Community social services workers resume strike Monday

News release

joint release of BCGEU, CUPE, HEU and HSA

Workers in the community social services sector will resume strike action on Monday, March 15. Pickets will go up at selected worksites in the Lower Mainland and Prince George.

The four unions representing workers in this sector B.C. Government and Service Employees' Union, Canadian Union of Public Employees, Hospital Employees' Union and Health Sciences Association - say the government's refusal to address wage and benefit discrimination despite a two-day province-wide strike earlier this week leaves the unions with no other choice but to escalate job action.

"The government should live up to its promises to the women and men who care for and work with the most vulnerable members of our society to avoid further job action," said Cliff Andstein, chief negotiator for the BCGEU.

"It's outrageous that a government that heralds equality for women is refusing to make good on its commitment to end wage discrimination against women in community social services," Andstein said.

"It's a further outrage that thousands of other public sector workers accepted a two-year wage freeze so that the wages of the lowest paid workers - those in the community social services sector - could be brought up, and now the government is saying there's no more money.
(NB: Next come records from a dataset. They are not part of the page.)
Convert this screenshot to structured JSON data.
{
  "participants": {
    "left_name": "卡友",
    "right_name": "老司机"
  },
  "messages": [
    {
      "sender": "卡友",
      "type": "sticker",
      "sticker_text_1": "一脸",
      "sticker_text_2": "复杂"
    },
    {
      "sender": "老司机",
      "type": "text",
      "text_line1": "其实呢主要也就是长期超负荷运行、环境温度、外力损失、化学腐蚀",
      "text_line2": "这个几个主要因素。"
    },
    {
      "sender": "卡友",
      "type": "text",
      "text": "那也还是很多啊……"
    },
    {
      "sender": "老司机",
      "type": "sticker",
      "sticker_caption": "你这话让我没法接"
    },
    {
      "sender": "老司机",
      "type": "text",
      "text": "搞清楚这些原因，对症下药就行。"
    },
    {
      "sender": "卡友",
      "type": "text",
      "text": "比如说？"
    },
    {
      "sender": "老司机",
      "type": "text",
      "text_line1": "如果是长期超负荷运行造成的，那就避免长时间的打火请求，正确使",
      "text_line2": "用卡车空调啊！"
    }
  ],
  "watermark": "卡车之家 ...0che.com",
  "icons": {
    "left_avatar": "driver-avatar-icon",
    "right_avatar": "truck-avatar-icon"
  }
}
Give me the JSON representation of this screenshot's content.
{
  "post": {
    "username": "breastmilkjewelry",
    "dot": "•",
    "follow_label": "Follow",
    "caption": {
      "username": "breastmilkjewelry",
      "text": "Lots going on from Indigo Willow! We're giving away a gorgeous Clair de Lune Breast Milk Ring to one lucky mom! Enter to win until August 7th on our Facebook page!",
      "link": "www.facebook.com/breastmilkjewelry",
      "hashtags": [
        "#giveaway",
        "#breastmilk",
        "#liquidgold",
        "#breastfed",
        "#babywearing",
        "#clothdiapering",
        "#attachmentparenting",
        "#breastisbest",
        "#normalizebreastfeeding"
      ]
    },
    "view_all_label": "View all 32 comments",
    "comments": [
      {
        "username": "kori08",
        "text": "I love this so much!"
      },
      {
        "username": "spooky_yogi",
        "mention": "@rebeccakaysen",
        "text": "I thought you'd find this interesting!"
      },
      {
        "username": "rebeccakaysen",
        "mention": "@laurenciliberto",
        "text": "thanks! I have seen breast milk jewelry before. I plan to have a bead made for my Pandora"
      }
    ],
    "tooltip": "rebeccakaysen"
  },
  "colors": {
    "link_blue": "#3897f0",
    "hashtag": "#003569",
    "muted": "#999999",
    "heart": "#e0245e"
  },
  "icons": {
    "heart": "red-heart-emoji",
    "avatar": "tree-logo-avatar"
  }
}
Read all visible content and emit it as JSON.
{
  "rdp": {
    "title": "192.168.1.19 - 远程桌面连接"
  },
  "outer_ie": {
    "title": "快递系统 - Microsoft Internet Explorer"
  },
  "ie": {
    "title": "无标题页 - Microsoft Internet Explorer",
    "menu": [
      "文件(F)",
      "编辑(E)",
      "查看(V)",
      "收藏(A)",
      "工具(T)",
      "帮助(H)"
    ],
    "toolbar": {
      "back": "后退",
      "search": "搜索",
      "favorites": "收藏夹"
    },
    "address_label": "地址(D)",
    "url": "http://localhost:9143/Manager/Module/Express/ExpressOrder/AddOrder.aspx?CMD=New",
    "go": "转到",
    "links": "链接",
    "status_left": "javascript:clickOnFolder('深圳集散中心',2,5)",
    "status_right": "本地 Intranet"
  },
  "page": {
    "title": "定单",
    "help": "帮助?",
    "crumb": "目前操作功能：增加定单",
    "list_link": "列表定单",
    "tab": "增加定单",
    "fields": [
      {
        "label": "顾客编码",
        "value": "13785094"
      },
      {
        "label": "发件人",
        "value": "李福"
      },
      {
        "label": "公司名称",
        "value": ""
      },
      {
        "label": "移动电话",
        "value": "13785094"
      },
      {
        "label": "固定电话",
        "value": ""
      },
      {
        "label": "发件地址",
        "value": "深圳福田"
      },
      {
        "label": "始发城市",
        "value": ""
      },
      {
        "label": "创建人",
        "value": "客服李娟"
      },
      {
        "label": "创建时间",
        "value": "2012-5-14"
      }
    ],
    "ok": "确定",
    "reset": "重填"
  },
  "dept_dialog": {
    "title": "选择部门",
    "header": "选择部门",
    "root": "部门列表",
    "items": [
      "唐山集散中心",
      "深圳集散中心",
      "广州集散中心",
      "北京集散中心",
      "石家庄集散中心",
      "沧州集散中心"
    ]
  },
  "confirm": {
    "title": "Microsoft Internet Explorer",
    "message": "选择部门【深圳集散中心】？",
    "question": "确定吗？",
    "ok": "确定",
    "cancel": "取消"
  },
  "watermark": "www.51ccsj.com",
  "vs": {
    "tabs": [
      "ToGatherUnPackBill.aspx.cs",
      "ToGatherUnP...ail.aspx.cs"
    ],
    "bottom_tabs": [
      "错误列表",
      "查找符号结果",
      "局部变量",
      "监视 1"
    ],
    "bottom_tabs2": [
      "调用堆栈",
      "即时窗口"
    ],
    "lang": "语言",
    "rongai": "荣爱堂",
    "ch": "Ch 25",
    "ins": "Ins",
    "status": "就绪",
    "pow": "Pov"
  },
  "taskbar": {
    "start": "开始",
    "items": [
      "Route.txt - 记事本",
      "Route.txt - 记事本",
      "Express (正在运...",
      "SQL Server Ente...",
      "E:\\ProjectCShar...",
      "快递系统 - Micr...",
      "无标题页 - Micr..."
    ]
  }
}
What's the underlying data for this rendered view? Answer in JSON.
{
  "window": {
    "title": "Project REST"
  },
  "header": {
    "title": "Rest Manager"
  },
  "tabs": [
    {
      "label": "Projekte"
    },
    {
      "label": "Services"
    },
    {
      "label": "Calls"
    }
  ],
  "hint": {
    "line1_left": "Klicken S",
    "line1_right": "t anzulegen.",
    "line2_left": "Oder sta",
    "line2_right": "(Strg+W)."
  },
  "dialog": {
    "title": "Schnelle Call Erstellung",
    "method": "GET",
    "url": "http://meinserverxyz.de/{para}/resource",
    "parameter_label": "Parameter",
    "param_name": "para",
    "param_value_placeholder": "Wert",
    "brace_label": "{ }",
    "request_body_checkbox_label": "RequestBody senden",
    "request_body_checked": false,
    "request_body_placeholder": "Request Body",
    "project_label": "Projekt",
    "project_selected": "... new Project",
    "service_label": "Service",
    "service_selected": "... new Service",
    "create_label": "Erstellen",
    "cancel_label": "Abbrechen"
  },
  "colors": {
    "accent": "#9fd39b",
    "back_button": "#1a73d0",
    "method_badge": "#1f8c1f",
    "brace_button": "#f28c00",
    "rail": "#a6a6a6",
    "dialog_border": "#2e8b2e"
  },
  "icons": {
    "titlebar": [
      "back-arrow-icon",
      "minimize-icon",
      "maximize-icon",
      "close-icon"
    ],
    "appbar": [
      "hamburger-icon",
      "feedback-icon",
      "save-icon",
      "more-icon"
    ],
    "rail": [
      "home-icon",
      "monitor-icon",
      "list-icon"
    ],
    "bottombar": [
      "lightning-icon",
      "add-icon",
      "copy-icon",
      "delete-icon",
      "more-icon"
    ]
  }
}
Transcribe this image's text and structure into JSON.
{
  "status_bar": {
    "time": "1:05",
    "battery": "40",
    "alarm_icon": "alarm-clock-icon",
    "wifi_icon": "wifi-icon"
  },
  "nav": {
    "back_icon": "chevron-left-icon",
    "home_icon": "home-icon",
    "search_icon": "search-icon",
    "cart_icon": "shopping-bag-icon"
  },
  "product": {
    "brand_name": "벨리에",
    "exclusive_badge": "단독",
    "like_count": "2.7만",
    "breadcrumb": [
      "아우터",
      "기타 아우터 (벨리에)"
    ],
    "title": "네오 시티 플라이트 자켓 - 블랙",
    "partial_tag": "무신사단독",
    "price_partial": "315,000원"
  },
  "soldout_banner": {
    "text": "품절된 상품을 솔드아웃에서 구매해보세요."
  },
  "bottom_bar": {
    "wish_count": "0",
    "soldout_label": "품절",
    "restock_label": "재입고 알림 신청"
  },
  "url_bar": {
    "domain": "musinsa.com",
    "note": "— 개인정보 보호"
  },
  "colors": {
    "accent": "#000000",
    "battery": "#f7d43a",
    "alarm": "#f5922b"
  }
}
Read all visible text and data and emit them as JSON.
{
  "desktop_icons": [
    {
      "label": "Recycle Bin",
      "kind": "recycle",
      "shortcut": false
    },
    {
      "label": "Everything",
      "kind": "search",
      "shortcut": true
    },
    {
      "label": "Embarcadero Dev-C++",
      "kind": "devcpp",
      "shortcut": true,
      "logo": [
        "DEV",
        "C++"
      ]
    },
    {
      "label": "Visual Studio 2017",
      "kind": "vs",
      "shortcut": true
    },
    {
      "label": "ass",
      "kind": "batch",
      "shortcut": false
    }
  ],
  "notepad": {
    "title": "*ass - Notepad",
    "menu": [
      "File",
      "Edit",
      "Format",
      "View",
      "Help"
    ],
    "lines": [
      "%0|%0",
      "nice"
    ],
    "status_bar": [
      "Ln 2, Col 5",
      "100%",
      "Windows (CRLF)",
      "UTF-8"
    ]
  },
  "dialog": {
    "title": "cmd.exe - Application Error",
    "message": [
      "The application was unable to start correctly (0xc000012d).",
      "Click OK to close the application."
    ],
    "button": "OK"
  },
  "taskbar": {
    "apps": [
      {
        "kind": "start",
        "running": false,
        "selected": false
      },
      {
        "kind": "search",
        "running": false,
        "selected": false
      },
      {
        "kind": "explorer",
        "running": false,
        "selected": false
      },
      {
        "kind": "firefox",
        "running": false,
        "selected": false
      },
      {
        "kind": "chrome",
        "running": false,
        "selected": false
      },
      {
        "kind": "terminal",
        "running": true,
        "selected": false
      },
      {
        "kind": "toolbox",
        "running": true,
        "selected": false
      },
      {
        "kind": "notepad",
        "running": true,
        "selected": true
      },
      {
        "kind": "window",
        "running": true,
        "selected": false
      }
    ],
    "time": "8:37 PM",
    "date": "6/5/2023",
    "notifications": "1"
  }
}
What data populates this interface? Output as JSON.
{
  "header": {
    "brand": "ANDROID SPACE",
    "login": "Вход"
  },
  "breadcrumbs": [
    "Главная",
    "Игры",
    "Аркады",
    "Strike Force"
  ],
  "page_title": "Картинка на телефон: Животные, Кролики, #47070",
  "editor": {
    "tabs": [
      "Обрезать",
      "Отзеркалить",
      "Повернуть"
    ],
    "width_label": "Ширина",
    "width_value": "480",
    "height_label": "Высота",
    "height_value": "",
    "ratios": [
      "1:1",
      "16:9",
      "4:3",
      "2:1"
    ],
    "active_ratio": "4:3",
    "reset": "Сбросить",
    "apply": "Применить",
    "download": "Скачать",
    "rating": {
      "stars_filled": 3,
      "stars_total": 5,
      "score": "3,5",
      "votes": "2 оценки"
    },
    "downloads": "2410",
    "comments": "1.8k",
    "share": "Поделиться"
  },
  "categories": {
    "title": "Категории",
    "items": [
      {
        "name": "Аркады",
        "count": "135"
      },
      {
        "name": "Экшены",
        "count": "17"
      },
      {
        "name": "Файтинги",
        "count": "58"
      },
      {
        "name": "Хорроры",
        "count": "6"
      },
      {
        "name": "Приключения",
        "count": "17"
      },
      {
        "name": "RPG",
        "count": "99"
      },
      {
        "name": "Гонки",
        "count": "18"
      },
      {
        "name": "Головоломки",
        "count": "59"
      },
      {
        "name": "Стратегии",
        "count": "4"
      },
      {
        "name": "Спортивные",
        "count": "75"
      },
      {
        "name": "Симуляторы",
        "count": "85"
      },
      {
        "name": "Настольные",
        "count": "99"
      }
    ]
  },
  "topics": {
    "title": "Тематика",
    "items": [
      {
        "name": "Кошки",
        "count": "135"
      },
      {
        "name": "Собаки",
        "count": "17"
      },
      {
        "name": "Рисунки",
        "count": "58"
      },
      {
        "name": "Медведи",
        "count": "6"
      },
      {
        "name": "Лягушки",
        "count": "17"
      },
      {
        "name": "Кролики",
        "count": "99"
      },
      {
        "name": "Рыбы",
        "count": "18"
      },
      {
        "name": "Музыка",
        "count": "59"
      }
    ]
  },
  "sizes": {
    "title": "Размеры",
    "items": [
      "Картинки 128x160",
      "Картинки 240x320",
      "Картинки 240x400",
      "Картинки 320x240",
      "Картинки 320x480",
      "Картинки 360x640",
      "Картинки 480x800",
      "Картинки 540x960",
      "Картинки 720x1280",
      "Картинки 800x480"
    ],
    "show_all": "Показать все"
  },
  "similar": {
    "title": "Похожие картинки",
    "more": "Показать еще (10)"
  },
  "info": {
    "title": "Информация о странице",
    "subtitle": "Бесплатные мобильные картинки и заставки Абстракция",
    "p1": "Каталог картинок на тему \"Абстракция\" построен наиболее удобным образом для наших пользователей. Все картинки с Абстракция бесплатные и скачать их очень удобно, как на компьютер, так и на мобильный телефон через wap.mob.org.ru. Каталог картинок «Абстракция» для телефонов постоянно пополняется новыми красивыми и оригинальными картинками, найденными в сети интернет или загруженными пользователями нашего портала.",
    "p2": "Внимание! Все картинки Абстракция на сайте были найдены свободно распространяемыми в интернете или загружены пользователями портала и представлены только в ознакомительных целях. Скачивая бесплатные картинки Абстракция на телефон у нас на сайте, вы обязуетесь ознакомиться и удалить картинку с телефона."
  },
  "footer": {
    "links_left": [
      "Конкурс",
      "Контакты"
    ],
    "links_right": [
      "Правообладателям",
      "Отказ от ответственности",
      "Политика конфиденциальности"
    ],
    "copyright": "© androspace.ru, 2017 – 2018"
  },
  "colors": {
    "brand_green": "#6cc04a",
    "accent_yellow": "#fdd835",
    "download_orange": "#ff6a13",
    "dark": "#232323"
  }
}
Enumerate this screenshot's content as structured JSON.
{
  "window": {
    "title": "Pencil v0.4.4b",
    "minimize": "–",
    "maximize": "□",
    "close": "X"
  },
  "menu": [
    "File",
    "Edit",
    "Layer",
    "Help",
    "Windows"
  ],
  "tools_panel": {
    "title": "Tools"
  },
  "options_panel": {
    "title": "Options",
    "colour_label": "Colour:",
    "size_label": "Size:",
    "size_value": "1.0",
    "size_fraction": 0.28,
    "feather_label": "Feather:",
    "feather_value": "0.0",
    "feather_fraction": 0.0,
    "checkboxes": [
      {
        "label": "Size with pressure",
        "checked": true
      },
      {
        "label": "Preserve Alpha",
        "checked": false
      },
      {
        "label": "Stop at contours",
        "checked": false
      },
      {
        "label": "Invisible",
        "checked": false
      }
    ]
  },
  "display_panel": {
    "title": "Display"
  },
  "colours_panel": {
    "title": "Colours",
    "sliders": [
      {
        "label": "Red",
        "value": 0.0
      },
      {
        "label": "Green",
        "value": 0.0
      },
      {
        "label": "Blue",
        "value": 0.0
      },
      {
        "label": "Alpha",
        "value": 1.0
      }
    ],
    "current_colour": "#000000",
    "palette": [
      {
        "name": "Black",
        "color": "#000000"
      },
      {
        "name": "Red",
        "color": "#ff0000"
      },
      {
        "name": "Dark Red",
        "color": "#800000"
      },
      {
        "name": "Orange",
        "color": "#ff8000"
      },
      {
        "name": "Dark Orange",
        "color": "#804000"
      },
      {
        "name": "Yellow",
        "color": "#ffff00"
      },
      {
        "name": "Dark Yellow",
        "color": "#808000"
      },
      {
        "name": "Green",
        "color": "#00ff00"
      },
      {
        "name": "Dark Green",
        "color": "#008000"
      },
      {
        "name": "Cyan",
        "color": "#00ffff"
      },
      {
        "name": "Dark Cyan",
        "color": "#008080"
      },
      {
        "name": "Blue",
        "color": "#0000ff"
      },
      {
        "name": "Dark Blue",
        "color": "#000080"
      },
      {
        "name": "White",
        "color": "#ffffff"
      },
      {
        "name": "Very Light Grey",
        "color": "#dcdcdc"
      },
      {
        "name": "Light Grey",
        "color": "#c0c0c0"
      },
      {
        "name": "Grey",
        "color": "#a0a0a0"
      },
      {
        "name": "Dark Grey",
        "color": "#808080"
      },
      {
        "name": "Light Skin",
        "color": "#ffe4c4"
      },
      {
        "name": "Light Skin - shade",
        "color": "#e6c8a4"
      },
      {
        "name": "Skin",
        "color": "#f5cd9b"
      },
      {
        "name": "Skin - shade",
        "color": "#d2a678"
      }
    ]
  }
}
"This dispute is about fairness and justice. Our members provide critical services to thousands of British Columbians every day. They enable people with physical or developmental disabilities to live with dignity and independence in their own communities. They provide safe houses for battered women. They care for our children. It's time the government recognized the value of their work."

Community social services workers are employed in four sectors: community living, family and children's services, services to women, and child care. They work with people who have physical or developmental disabilities in group homes, vocational programs, adult day care and child care centres. They provide occupational therapy, day programs, outreach, and help parents with disabilities look after their children. The broad sector includes transition house workers, counsellors, youth workers, speech therapists, special needs pre-school teachers, infant development consultants, and addiction counsellors.

The BCGEU represents 6,500 workers in the sector; CUPE, 2,300; HEU, 850; and HSA, 800.